In the past two decades, many newcomers to Canada have chosen to settle in the 905 region rather than in Toronto due to affordability of housing, job prospects and established ethnic communities. While one in five Toronto District School Board properties faces the prospect of closing due to under-use, Peel grapples with the opposite problem. While the methods for accommodating a growing population may bring temporary disruption to the lives of students and their families, they have become more sophisticated in the past decade and are meant to save costs and space as the region matures.

Ms. Gupta says it has been frustrating to move her daughter between so many schools, and she believes it could have been prevented.

"They should work together – the builders, the municipality and the school board. This is the requirement, this is the population we're expecting," she said.

Suzanne Nurse, the vice-chair of the Peel District School Board, says boundary changes rank highest among parents' complaints, but it is not for lack of co-ordination by the board.

"This is all tied to ministry funding," she said.

The province funds the construction of new schools based on "sustained enrolment" rather than "peak enrolment." Although it seems counterintuitive, most new schools in Peel Region also have portables on their property that usually remain there for the first few years.

"That's when you see new homes, new households, family formation and the primary-aged children. Thereafter, the peak drops off," says Randy Wright, the board's controller of planning and accommodation support services. Rather than being left with a school filled with unused space a few years down the road, it's more economical to accommodate a bumper crop of students in the first few years in portable classrooms. After five or 10 years, the portables are usually gone.

Each year, his department drafts a comprehensive planning document that outlines new construction (both schools and additions), school-by-school enrolment trends and projections and boundary changes. Mr. Wright says his team has developed more sophisticated ways to plan for that: studying the birth rate, learning about new development approvals, considering how basement apartments and multifamily houses might affect the "student yield per household" in some communities.

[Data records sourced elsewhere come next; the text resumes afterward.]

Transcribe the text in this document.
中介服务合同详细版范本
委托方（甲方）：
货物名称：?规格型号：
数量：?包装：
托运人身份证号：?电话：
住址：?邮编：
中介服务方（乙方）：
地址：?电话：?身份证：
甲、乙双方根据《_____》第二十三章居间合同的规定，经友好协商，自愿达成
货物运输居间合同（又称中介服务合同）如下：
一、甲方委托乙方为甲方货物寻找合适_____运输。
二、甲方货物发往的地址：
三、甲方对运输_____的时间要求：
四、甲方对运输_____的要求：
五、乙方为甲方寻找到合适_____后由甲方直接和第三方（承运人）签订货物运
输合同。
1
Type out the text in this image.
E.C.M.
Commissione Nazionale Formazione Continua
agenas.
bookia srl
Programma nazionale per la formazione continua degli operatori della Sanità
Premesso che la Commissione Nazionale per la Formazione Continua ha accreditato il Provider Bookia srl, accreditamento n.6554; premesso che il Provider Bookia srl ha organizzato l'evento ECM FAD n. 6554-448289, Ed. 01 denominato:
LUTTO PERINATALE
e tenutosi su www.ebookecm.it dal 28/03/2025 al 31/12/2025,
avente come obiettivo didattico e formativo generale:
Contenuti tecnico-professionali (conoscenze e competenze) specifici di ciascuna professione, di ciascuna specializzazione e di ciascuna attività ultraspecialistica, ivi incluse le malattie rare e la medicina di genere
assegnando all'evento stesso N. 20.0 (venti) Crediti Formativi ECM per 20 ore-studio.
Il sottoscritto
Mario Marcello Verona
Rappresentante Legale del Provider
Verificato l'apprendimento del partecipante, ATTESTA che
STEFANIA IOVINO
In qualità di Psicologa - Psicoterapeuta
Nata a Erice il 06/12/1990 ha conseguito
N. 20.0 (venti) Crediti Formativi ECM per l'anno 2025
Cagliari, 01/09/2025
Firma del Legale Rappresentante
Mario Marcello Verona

While Brampton continues growing each year, Mississauga has slowed down as the city is nearly built out – Mr. Wright's team tries to stay on top of those population changes, too. This fall, five schools were identified as operating at less than 60 per cent capacity. Closing them is seen as a last resort, Mr. Wright said.

To buoy Mississauga's Riverside Public School, which is at 52 per cent capacity, the board has decided to add a French immersion program. Not only will it boost enrolment, it will also take some of the strain off a neighbouring French immersion school that is above capacity. At Macville Public School in Caledon, which is using only 58 per cent of its capacity, the board is adding a science and technology program to attract new students.

Sometimes the high-level planning at the school board still cannot prevent a situation like Ms. Gupta's daughter went through. Students usually are sent to a holding school while a new one is built only when school grounds have no more space to accommodate more portables.

"Multiple schools in a student's K-through-8 career is something we try to minimize, and we're seeking to do a better job of it," Mr. Wright said.